I want to return the top line, i.e. the X WITHDRAWN. I'm not sure if I can specify to look at the first line only, or to just return all text before a carriage return - either would work.
I think I need to use regexp_substr but I'm not quite sure on the syntax. I have tried:
regexp_substr(TABLE.TEXT,'^.*$')
but it didn't work, so any assistance would be much appreciated!
EDIT: The solution used:
select regexp_substr(TABLE.TEXT, '[^,]+['||CHR(10)||']') from tab
EDIT: I noticed I was getting a mixture of line feed and carriage returns returned in my answer, so I've use the following solution to return just the text and no additional characters.
select
replace(replace(regexp_substr(TABLE.TEXT, '[^,]+['||CHR(10)||']'),CHR(10),''),CHR(13),'')
from tab
EDIT: Following @Ben's answer, I've amended my solution to the following:
select
initcap(replace(regexp_substr(TABLE.TEXT, '.*$', 1, 1, 'm'),CHR(13),''))
from tab
Answer
Parado's regular expression matches everything that's not a comma multiple times followed by a carriage return. This means it won't work for a line-feed or if there's a comma in the text.

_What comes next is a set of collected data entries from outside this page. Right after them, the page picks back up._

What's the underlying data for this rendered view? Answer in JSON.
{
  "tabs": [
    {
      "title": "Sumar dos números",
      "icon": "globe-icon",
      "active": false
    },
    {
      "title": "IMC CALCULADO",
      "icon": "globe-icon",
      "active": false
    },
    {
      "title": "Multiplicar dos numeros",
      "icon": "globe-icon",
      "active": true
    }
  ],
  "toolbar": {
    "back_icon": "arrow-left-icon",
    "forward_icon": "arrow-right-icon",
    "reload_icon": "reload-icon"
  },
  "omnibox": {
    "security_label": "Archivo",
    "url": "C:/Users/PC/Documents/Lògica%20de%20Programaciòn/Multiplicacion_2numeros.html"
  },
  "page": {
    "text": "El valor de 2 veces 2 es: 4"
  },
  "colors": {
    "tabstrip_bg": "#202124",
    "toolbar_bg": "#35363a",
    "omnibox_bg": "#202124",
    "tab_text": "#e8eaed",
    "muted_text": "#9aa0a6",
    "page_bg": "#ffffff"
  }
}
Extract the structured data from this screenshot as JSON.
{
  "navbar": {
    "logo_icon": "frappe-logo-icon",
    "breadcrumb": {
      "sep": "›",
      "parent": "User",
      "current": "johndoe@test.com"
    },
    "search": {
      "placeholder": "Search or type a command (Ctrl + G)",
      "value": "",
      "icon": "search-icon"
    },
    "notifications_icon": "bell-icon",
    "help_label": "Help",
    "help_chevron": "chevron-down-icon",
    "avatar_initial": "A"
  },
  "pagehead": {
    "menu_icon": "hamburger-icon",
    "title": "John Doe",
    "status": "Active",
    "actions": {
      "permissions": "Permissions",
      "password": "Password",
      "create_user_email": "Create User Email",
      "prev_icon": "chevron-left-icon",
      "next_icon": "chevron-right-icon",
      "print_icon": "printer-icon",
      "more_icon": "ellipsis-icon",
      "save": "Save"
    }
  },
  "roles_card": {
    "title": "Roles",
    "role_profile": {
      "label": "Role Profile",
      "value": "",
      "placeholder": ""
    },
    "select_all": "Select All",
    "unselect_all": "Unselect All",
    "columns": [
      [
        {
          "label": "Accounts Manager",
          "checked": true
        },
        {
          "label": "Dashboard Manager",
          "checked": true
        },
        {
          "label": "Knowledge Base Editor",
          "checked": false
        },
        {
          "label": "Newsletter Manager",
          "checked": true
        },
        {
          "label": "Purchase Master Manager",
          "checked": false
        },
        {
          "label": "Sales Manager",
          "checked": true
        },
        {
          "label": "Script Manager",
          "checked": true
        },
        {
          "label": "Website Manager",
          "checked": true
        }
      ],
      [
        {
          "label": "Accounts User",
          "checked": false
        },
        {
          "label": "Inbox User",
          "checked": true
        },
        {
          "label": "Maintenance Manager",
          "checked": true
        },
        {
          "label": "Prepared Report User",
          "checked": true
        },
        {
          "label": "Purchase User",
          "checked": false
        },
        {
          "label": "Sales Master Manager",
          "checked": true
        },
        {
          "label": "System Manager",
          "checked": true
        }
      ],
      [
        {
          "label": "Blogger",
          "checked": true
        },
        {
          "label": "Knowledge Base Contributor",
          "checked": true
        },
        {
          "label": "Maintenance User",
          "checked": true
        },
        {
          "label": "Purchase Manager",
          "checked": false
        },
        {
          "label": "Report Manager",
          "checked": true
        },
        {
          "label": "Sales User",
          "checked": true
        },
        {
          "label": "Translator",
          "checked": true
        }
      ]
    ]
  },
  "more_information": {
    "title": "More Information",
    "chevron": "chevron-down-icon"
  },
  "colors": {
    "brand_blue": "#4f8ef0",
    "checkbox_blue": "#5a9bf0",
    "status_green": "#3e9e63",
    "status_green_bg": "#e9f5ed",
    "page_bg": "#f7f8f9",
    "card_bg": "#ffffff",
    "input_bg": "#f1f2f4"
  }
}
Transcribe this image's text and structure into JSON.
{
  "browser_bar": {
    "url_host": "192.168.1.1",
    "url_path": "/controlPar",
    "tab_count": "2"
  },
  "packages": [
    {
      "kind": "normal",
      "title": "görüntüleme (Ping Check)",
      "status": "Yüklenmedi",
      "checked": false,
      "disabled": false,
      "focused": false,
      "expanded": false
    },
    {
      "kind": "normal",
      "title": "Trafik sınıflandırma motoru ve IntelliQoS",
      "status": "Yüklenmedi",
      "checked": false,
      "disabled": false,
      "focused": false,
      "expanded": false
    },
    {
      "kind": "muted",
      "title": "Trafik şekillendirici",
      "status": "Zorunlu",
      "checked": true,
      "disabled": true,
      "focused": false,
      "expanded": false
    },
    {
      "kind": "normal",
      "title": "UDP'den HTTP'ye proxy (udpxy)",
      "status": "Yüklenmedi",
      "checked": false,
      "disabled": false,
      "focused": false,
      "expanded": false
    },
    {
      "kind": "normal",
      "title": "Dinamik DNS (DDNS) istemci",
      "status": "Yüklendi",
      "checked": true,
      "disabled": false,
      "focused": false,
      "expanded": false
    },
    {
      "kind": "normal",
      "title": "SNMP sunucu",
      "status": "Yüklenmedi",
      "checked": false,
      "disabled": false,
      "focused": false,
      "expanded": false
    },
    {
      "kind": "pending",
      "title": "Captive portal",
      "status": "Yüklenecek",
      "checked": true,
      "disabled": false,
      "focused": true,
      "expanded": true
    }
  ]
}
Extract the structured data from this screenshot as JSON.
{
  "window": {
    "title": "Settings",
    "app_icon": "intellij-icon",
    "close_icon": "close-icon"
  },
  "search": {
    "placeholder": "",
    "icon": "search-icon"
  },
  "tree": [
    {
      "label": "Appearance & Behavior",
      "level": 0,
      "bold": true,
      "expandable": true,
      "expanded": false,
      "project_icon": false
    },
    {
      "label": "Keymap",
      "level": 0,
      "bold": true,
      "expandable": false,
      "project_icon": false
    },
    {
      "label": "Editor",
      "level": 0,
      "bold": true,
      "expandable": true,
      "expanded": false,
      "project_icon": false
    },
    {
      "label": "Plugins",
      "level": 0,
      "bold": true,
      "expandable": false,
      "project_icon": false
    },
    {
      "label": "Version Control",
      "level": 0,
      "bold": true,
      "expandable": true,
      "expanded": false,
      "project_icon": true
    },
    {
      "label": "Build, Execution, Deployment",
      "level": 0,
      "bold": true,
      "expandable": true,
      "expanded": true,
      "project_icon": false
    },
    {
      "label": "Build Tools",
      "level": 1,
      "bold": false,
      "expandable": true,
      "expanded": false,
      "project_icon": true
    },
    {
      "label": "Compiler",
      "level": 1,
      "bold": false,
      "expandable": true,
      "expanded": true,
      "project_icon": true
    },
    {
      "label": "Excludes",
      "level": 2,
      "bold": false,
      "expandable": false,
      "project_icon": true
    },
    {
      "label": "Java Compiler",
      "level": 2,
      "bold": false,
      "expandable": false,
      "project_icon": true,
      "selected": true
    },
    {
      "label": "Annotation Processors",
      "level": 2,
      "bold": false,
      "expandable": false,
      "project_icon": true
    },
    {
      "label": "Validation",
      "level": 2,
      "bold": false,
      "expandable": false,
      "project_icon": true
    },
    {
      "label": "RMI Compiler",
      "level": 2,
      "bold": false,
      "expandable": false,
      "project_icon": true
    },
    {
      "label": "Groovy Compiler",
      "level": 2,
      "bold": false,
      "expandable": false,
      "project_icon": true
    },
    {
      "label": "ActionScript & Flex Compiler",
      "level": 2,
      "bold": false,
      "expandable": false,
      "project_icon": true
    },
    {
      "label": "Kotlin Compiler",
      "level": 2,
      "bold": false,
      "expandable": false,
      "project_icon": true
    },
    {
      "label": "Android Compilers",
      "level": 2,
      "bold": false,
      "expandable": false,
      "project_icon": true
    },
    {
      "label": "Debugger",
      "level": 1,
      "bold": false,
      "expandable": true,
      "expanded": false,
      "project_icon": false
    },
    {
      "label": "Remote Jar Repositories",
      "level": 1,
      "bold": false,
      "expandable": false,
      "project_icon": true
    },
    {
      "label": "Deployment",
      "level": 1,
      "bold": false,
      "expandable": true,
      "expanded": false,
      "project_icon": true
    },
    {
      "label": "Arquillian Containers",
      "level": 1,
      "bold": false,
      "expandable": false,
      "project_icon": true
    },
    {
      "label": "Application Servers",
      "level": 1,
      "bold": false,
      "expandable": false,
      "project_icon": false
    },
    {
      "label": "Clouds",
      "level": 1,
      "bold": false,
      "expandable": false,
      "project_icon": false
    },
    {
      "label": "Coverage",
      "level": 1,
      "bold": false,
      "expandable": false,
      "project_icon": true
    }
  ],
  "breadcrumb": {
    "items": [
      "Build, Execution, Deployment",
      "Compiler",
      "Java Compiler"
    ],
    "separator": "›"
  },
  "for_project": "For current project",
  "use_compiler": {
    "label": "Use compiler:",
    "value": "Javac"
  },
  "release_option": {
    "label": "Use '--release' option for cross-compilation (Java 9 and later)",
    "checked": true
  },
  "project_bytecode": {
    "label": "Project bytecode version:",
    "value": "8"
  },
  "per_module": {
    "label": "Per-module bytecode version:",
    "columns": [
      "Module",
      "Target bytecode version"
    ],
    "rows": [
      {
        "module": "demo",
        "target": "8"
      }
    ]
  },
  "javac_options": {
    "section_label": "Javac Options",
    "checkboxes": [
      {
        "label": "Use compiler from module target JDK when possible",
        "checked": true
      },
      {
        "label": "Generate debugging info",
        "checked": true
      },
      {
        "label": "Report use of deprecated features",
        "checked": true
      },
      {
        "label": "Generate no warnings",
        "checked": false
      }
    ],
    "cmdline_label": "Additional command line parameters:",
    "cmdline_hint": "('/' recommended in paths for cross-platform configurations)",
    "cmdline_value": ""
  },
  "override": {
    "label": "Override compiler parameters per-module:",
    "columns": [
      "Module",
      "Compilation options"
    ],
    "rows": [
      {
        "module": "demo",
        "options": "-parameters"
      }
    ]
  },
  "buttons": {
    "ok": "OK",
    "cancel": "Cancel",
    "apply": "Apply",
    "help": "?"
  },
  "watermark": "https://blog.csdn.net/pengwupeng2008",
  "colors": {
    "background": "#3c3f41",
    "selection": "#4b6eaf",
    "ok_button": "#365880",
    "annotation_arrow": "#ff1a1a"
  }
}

Oracle supports multi-line expressions using the m match parameter. When using this mode, $ matches the end of each line as well as the end of the string. You can use this to simply the expression massively to:
regexp_substr(str, '.*$', 1, 1, 'm')
That is match the first occurrence (the first line) of the string that matches anything, followed by the end of the string, counting from the first character.
As an example:
with strings as (
select 'hi
hi again' as str
from dual
union all
select 'bye
and again'
from dual
)
select regexp_substr(str, '.*$', 1, 1, 'm')
from strings